Synopses & Reviews
The predicament of all life is uncertainty.
While humans have had to deal with chaos since ancient times, only recent has science recognized it as a fundamental force in the universe.
Chaos, theory, originally used to understand the movements that create thunderstorms, raging rivers, and hurricanes, is now being applied to everything from medicine to warfare to social dynamics and theories about how organizations form and change. Chaos is evolving from a scientific theory into a cultural metaphor. As a metaphor it allows us to query some of our most cherished assumptions and encourages us to ask fresh questions about reality.
Our modern society has been obsessed with conquering and scientifically controlling the world around us.
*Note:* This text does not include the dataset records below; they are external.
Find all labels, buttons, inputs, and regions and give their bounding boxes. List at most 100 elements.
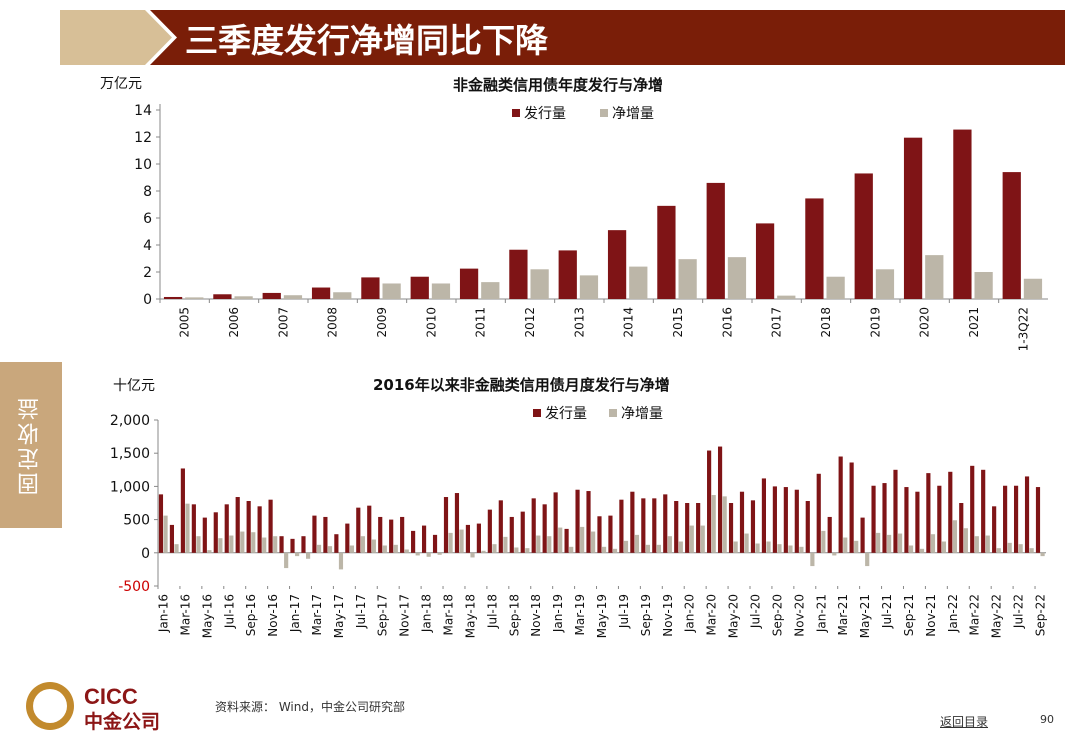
source-note: 资料来源： Wind，中金公司研究部: [215, 700, 405, 714]
legend-label-issuance: 发行量: [524, 106, 566, 122]
bar-net-Aug-19: [634, 534, 640, 553]
x-tick-label: Mar-22: [968, 594, 982, 635]
x-tick-label: May-21: [858, 594, 872, 638]
bar-issuance-2020: [903, 137, 923, 299]
bar-issuance-Apr-19: [586, 491, 591, 553]
legend-label-issuance: 发行量: [545, 406, 587, 422]
cicc-logo-mark: CICC 中金公司: [26, 682, 160, 733]
bar-net-May-22: [996, 548, 1001, 553]
x-tick-label: 2018: [819, 307, 833, 338]
x-tick-label: Jul-22: [1012, 594, 1026, 629]
cicc-logo: CICC 中金公司: [20, 678, 200, 738]
bar-issuance-Mar-16: [180, 468, 185, 553]
bar-net-Oct-19: [656, 544, 661, 553]
bar-issuance-Jan-21: [816, 473, 821, 553]
y-axis-unit-label: 十亿元: [113, 378, 155, 394]
bar-issuance-Jun-18: [476, 523, 481, 553]
y-tick-label: 1,000: [110, 479, 150, 495]
y-tick-label: 0: [143, 292, 152, 308]
bar-issuance-Nov-18: [531, 498, 536, 553]
bar-issuance-Mar-22: [970, 465, 975, 553]
bar-issuance-2016: [706, 182, 725, 299]
bar-net-2008: [333, 292, 352, 299]
bar-issuance-May-17: [334, 534, 339, 553]
bar-net-2020: [925, 255, 944, 299]
bar-issuance-Feb-21: [827, 516, 832, 553]
bar-net-Dec-17: [415, 552, 420, 556]
bar-issuance-May-19: [597, 516, 602, 553]
x-tick-label: May-20: [727, 594, 741, 638]
x-tick-label: 2014: [622, 307, 636, 338]
bar-issuance-Nov-17: [400, 516, 405, 553]
bar-net-Dec-19: [678, 541, 683, 553]
bar-issuance-Jan-18: [421, 525, 427, 553]
bar-issuance-Sep-17: [378, 516, 383, 553]
bar-issuance-Sep-16: [246, 501, 251, 553]
bar-issuance-2013: [558, 250, 577, 299]
x-tick-label: Mar-20: [705, 594, 719, 635]
x-tick-label: Jan-20: [683, 594, 697, 633]
bar-net-2007: [283, 295, 303, 299]
back-to-contents-link[interactable]: 返回目录: [940, 715, 989, 729]
bar-net-Sep-17: [382, 545, 387, 553]
legend-label-net: 净增量: [612, 106, 654, 122]
legend-swatch-issuance: [512, 109, 520, 117]
bar-net-Oct-16: [262, 537, 267, 553]
bar-issuance-2009: [361, 277, 380, 299]
x-tick-label: Jul-20: [748, 594, 762, 629]
bar-issuance-Oct-20: [783, 487, 788, 553]
x-tick-label: Jan-21: [814, 594, 828, 633]
bar-issuance-Mar-19: [575, 489, 580, 553]
x-tick-label: Nov-19: [661, 594, 675, 637]
bar-net-Aug-21: [898, 533, 903, 553]
bar-net-Dec-20: [810, 552, 815, 567]
y-axis-unit-label: 万亿元: [100, 76, 142, 92]
bar-issuance-Jan-22: [948, 471, 953, 553]
x-tick-label: Mar-21: [836, 594, 850, 635]
bar-issuance-Dec-18: [542, 504, 547, 553]
bar-net-Jun-17: [349, 545, 355, 553]
bar-net-May-19: [602, 546, 607, 553]
y-tick-label: 2,000: [110, 413, 150, 429]
x-tick-label: 2012: [523, 307, 537, 338]
bar-net-Jan-19: [558, 527, 563, 553]
bar-net-Apr-19: [591, 531, 596, 553]
bar-issuance-Aug-21: [893, 469, 898, 553]
x-tick-label: Jan-17: [288, 594, 302, 633]
y-tick-label: 14: [134, 103, 152, 119]
bar-net-Nov-21: [930, 534, 936, 553]
bar-net-Jan-18: [426, 552, 431, 557]
bar-net-Dec-18: [547, 536, 552, 553]
x-tick-label: May-17: [332, 594, 346, 638]
bar-issuance-Nov-19: [663, 494, 668, 553]
bar-issuance-Feb-16: [169, 524, 175, 553]
bar-issuance-Jul-20: [750, 500, 756, 553]
bar-net-Nov-20: [799, 546, 804, 553]
bar-net-Mar-22: [974, 536, 979, 553]
bar-issuance-May-18: [465, 524, 471, 553]
x-tick-label: Sep-19: [639, 594, 653, 636]
y-tick-label: 10: [134, 157, 152, 173]
x-tick-label: 2013: [572, 307, 586, 338]
bar-issuance-2005: [163, 296, 183, 299]
bar-net-Feb-18: [437, 552, 442, 555]
bar-net-Jan-21: [821, 530, 826, 553]
bar-net-Jun-20: [744, 533, 749, 553]
bar-net-Sep-20: [777, 544, 782, 553]
bar-net-May-18: [470, 552, 475, 558]
x-tick-label: Jul-19: [617, 594, 631, 629]
bar-issuance-May-16: [202, 517, 207, 553]
x-tick-label: 2007: [276, 307, 290, 338]
bar-issuance-Dec-21: [937, 485, 942, 553]
x-tick-label: Jan-16: [156, 594, 170, 633]
bar-net-Apr-16: [196, 536, 201, 553]
x-tick-label: Mar-16: [178, 594, 192, 635]
bar-net-Oct-21: [919, 548, 925, 553]
logo-text-cn: 中金公司: [84, 710, 160, 733]
side-tab[interactable]: 固定收益: [0, 362, 62, 528]
legend-label-net: 净增量: [621, 406, 663, 422]
bar-net-2005: [185, 297, 204, 299]
bar-issuance-Jul-16: [224, 504, 229, 553]
bar-issuance-Jul-19: [619, 499, 624, 553]
legend-swatch-net: [600, 109, 608, 117]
However, chaotic, nonlinear systems--such as nature, society, and our individual lives--lie beyond all our attempts to predict, manipulate, and control them. Chaos suggests that instead of resisting life's uncertainties, we should embrace the possibilities they offer.
In this groundbreaking new book, John Briggs and F. David Peat unfold seven lessons for embracing chaos in daily life:
- Be Creative: how to engage with chaos to find imaginative new solutions and live more dynamically
- Use Butterfly Power: how to let chaos grow local efforts into global results
- Go with the Flow: how to use chaos to work collectively with others
- Explore What's Between: how to discover life's rich subtleties and avoid the traps of stereotypes
- See the Art of the World: how to appreciate the beauty of life's chaos
- Live Within Time: how to utilize time's hidden depths
- Rejoin the Whole: how to realize our fractal connectedness to each other and the world
If you ever felt your life was out of control and headed toward chaos, science has an important message: Life is
chaos, and that's a very exciting thing.
About the Author
John Briggs, Ph.D., is a professor of English and the journalism coordinator at Western Connecticut State University. He lives in Danbury, Connecticut.
F. David Peat holds a Ph.D. in physics from the University of Liverpool and has written dozens of books on art, science, and spirituality. He lives in London. They are the authors of Turbulent Mirror.